Best sector was healthcare which loved the recent Iowa poll that showed Buttigieg leading. It rose 0.58% as a Monmouth poll showed Buttigieg at 22 points which gave him a 3 point lead over Biden. An average of the 3 recent polls has Warren up by 0.3% over Buttigieg. This is a 4 horse race in which Buttigieg has a lot of momentum. 

He gained 14 points from the last Monmouth poll in August. Now he is the favorite to win the Iowa Caucus as his odds are 33% and Warren’s are 32%.

Even though the long bond is oversold, it hasn’t moved much in recently. Of course, the bond market was closed Monday, so that gave it one less day than stocks to move. 10 year yield is at 1.92% and the 2 year yield is at 1.66%. That makes the 10-2 difference 26 basis points. 

The yield curve has been steepening in the past few weeks. It’s still relatively flat though. There is a 49.1% chance of a rate cut in 2020. A cut would sharply steepen the curve, but I doubt any action will occur.

As you can see from the chart below, the net percentage of fund managers expecting a steeper yield curve is about 60%. It’s near were it was before the past 2 acceleration points in this expansion. 2014 and 2017 were great years for the economy. The yield curve and other markets are expecting 2020 to be another great year. 

10 year treasury is probably expected to see higher yields before the Fed even thinks about hiking rates.

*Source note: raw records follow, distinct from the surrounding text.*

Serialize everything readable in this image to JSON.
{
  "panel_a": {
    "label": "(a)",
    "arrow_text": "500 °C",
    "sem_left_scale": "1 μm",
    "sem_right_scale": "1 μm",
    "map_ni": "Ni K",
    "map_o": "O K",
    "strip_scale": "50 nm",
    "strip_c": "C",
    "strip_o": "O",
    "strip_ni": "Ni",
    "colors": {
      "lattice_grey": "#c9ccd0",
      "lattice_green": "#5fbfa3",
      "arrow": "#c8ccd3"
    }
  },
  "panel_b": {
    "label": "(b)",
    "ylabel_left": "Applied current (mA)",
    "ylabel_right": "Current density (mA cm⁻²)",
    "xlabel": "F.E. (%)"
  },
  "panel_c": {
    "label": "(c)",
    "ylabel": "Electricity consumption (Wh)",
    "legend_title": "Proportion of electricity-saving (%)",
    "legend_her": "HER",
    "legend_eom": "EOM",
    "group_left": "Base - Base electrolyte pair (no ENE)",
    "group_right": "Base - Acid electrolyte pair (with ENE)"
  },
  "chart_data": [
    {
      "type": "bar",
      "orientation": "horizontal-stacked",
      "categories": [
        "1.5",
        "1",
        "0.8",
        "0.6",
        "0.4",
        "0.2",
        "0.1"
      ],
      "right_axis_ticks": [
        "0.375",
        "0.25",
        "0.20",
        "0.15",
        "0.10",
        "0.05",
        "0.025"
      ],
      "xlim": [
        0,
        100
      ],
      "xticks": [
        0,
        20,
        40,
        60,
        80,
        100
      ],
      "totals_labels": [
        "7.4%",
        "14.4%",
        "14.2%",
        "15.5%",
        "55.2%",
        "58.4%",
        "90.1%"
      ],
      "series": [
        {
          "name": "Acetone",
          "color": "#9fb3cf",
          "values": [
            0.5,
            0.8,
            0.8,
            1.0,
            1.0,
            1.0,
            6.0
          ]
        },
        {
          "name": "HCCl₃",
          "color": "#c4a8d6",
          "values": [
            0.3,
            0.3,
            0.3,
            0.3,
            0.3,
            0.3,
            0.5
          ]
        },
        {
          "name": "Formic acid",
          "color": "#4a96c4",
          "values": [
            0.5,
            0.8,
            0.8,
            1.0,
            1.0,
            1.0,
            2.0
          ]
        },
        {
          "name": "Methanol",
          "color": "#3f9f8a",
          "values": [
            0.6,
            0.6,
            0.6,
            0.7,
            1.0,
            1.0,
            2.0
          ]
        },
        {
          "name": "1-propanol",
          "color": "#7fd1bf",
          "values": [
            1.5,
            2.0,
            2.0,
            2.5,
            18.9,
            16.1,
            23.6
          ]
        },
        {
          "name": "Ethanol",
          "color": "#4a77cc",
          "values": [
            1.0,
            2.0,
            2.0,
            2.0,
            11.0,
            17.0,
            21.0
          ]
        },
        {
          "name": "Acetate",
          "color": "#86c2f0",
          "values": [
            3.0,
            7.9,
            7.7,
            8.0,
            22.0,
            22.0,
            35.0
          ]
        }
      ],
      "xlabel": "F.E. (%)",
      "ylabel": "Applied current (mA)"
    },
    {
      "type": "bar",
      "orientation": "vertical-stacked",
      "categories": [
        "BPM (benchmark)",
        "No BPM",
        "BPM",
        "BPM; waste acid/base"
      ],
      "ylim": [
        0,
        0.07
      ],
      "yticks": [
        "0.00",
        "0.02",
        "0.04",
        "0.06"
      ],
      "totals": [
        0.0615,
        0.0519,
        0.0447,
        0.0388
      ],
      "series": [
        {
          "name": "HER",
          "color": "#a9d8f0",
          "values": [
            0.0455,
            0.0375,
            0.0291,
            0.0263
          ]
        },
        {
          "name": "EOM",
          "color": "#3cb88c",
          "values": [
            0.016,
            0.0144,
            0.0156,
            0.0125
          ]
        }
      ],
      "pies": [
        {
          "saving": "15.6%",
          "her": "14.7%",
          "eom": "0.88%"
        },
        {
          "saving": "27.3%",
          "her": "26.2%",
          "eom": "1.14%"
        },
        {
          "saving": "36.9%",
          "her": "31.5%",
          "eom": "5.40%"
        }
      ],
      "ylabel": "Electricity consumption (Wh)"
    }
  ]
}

There is literally a 0% chance of a hike next year. As the chart shows, the expectation for a steepening curve has been correlated with the Russell 2000 outperforming the S&P 500. 

That’s because the Russell 2000 has a higher financials weighting. When the market starts to expect the Fed to hike rates, the Russell 2000 will hit a new record high.

Update On Trade War

Rhetoric on trade has moved back and forth for about 2 years. Latest swing is negative. President Trump’s speech at the Economic Club of New York sent stocks modestly lower on Tuesday afternoon. In his speech he stated, a deal with China “could happen soon” as phase one of the trade deal is “close.” 

Stocks fell because of the negative rhetoric which suggests negotiations are ongoing rather than near completion. President Trump stated, “if we don’t make a deal, we’re going to substantially raise the tariffs.”

Many don’t expect the negotiations to fail and there to be new tariffs. But if that happens, the S&P 500 will probably fall 10%. That would be a big hit to consumer spending this holiday shopping season. 

Consumers don’t like higher costs and falling asset prices. Investors were also disappointed in the lack of specifics on the trade deal. But most didn’t expect him to divulge them at a relatively unimportant venue.


The stock market is overbought. CNN fear and greed index is signaling extreme greed and the S&P 500 hasn’t fallen on back to back days for 24 days. I’m looking for a 5% correction soon. Even though phase 1 of the trade deal is likely to be ratified in the next 4 weeks.